Sometimes It’s Cold! Or You’re Not In the Mood To Show Your Breasts! Or Sometimes You Don’t Care, Or You’re In Specific Company. It’s Not An All Over Nothing Scenario.
Sometimes I covered, sometimes I didn't. It all depended on where I was and the company I was in. Seriously, once my baby was in any one specific place and feeding, hardly anything showed anyway, so it never seemed like a huge deal.
You Do Not Need To Make Your Choice To Breastfeed A Statement. You Just Don’t.
Every time a story goes viral about a mom getting shamed for breastfeeding in public, I wish I could haul myself and my kiddo to wherever she was and participate in one of those breastfeeding sit-ins where all the moms do all the feeding. Or, if there is no one to organize in her community, then I would just like to politely go nurse by her side. Seriously though, that's pretty much the only scenario when I would make my own breastfeeding a statement. Otherwise, it's about my kid and to a much, much lesser degree, me and no one else.
The Opposite Idea, That Not Covering Makes You A Good Mom, Is Also Untrue
Let's imagine for a moment that covering up meant you were a bad mom, it would also be implied that showing skin meant you were a good mom.

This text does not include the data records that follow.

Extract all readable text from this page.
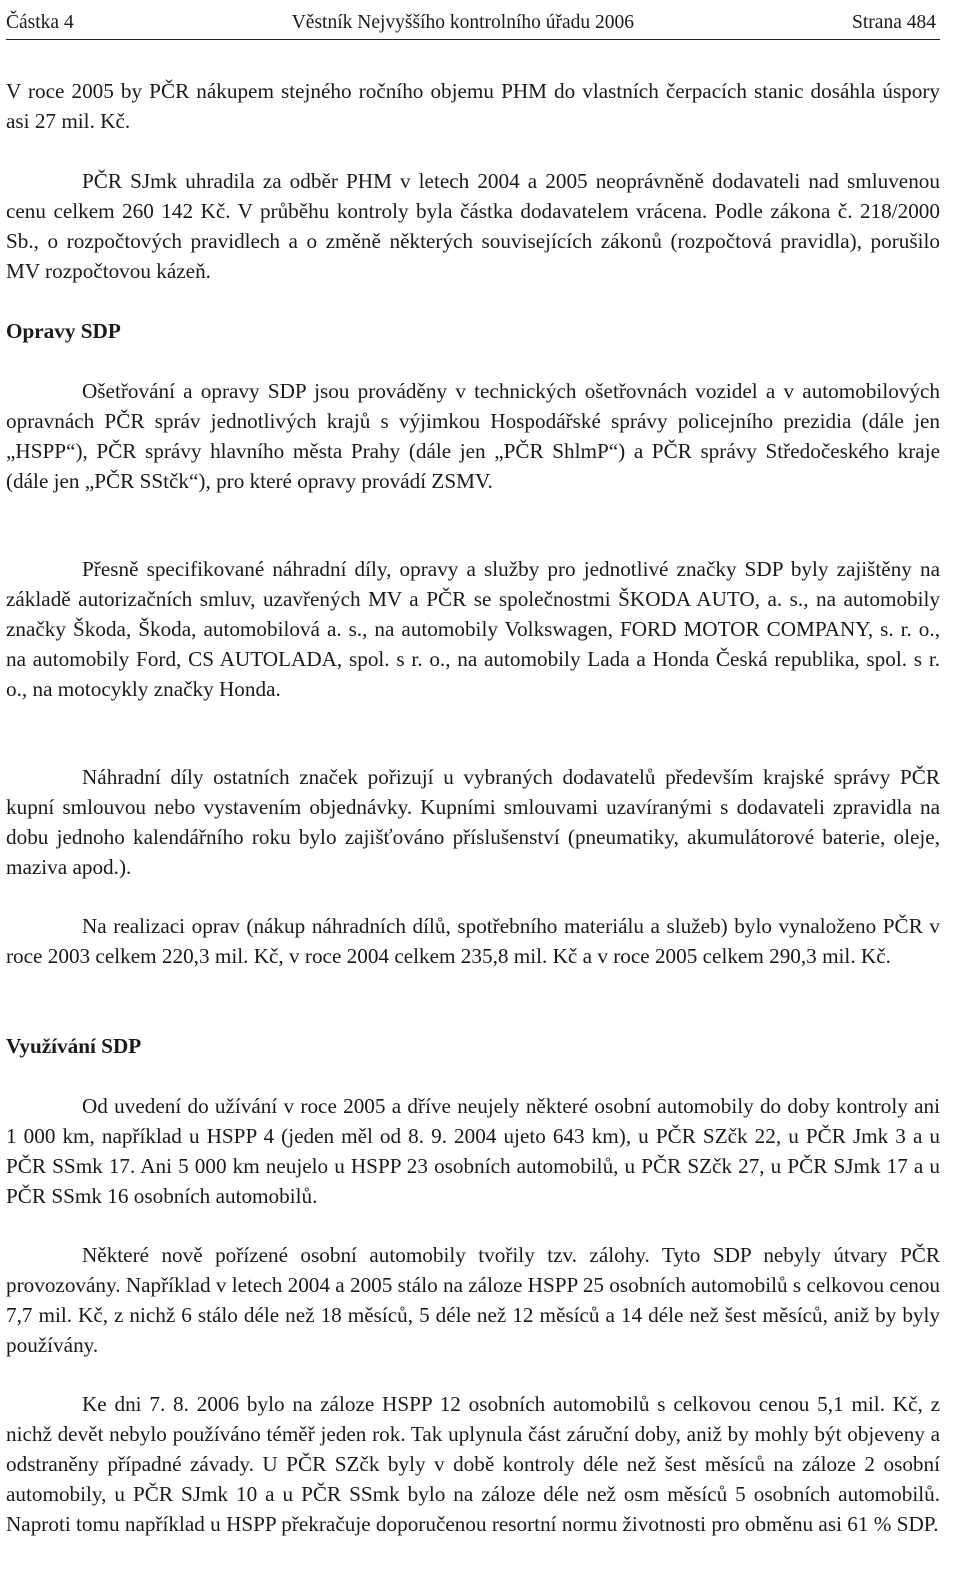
Částka 4	Věstník Nejvyššího kontrolního úřadu 2006	Strana 484

V roce 2005 by PČR nákupem stejného ročního objemu PHM do vlastních čerpacích stanic dosáhla úspory asi 27 mil. Kč.

PČR SJmk uhradila za odběr PHM v letech 2004 a 2005 neoprávněně dodavateli nad smluvenou cenu celkem 260 142 Kč. V průběhu kontroly byla částka dodavatelem vrácena. Podle zákona č. 218/2000 Sb., o rozpočtových pravidlech a o změně některých souvisejících zákonů (rozpočtová pravidla), porušilo MV rozpočtovou kázeň.

Opravy SDP

Ošetřování a opravy SDP jsou prováděny v technických ošetřovnách vozidel a v automobilových opravnách PČR správ jednotlivých krajů s výjimkou Hospodářské správy policejního prezidia (dále jen „HSPP“), PČR správy hlavního města Prahy (dále jen „PČR ShlmP“) a PČR správy Středočeského kraje (dále jen „PČR SStčk“), pro které opravy provádí ZSMV.

Přesně specifikované náhradní díly, opravy a služby pro jednotlivé značky SDP byly zajištěny na základě autorizačních smluv, uzavřených MV a PČR se společnostmi ŠKODA AUTO, a. s., na automobily značky Škoda, Škoda, automobilová a. s., na automobily Volkswagen, FORD MOTOR COMPANY, s. r. o., na automobily Ford, CS AUTOLADA, spol. s r. o., na automobily Lada a Honda Česká republika, spol. s r. o., na motocykly značky Honda.

Náhradní díly ostatních značek pořizují u vybraných dodavatelů především krajské správy PČR kupní smlouvou nebo vystavením objednávky. Kupními smlouvami uzavíranými s dodavateli zpravidla na dobu jednoho kalendářního roku bylo zajišťováno příslušenství (pneumatiky, akumulátorové baterie, oleje, maziva apod.).

Na realizaci oprav (nákup náhradních dílů, spotřebního materiálu a služeb) bylo vynaloženo PČR v roce 2003 celkem 220,3 mil. Kč, v roce 2004 celkem 235,8 mil. Kč a v roce 2005 celkem 290,3 mil. Kč.

Využívání SDP

Od uvedení do užívání v roce 2005 a dříve neujely některé osobní automobily do doby kontroly ani 1 000 km, například u HSPP 4 (jeden měl od 8. 9. 2004 ujeto 643 km), u PČR SZčk 22, u PČR Jmk 3 a u PČR SSmk 17. Ani 5 000 km neujelo u HSPP 23 osobních automobilů, u PČR SZčk 27, u PČR SJmk 17 a u PČR SSmk 16 osobních automobilů.

Některé nově pořízené osobní automobily tvořily tzv. zálohy. Tyto SDP nebyly útvary PČR provozovány. Například v letech 2004 a 2005 stálo na záloze HSPP 25 osobních automobilů s celkovou cenou 7,7 mil. Kč, z nichž 6 stálo déle než 18 měsíců, 5 déle než 12 měsíců a 14 déle než šest měsíců, aniž by byly používány.

Ke dni 7. 8. 2006 bylo na záloze HSPP 12 osobních automobilů s celkovou cenou 5,1 mil. Kč, z nichž devět nebylo používáno téměř jeden rok. Tak uplynula část záruční doby, aniž by mohly být objeveny a odstraněny případné závady. U PČR SZčk byly v době kontroly déle než šest měsíců na záloze 2 osobní automobily, u PČR SJmk 10 a u PČR SSmk bylo na záloze déle než osm měsíců 5 osobních automobilů. Naproti tomu například u HSPP překračuje doporučenou resortní normu životnosti pro obměnu asi 61 % SDP.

This simply isn't true, either. But imagine if it was! We could all move to tropical climates and be the best parents ever.
Feeding Your Kid Makes You Awesome By Default
Any way that you're able to breastfeed (or, you know, just feed in general) is the right way. Will you inevitably be judged for you choices? Sadly, yes. Which is why, in the end, you should just do what is best for you and your kid, and call it a day.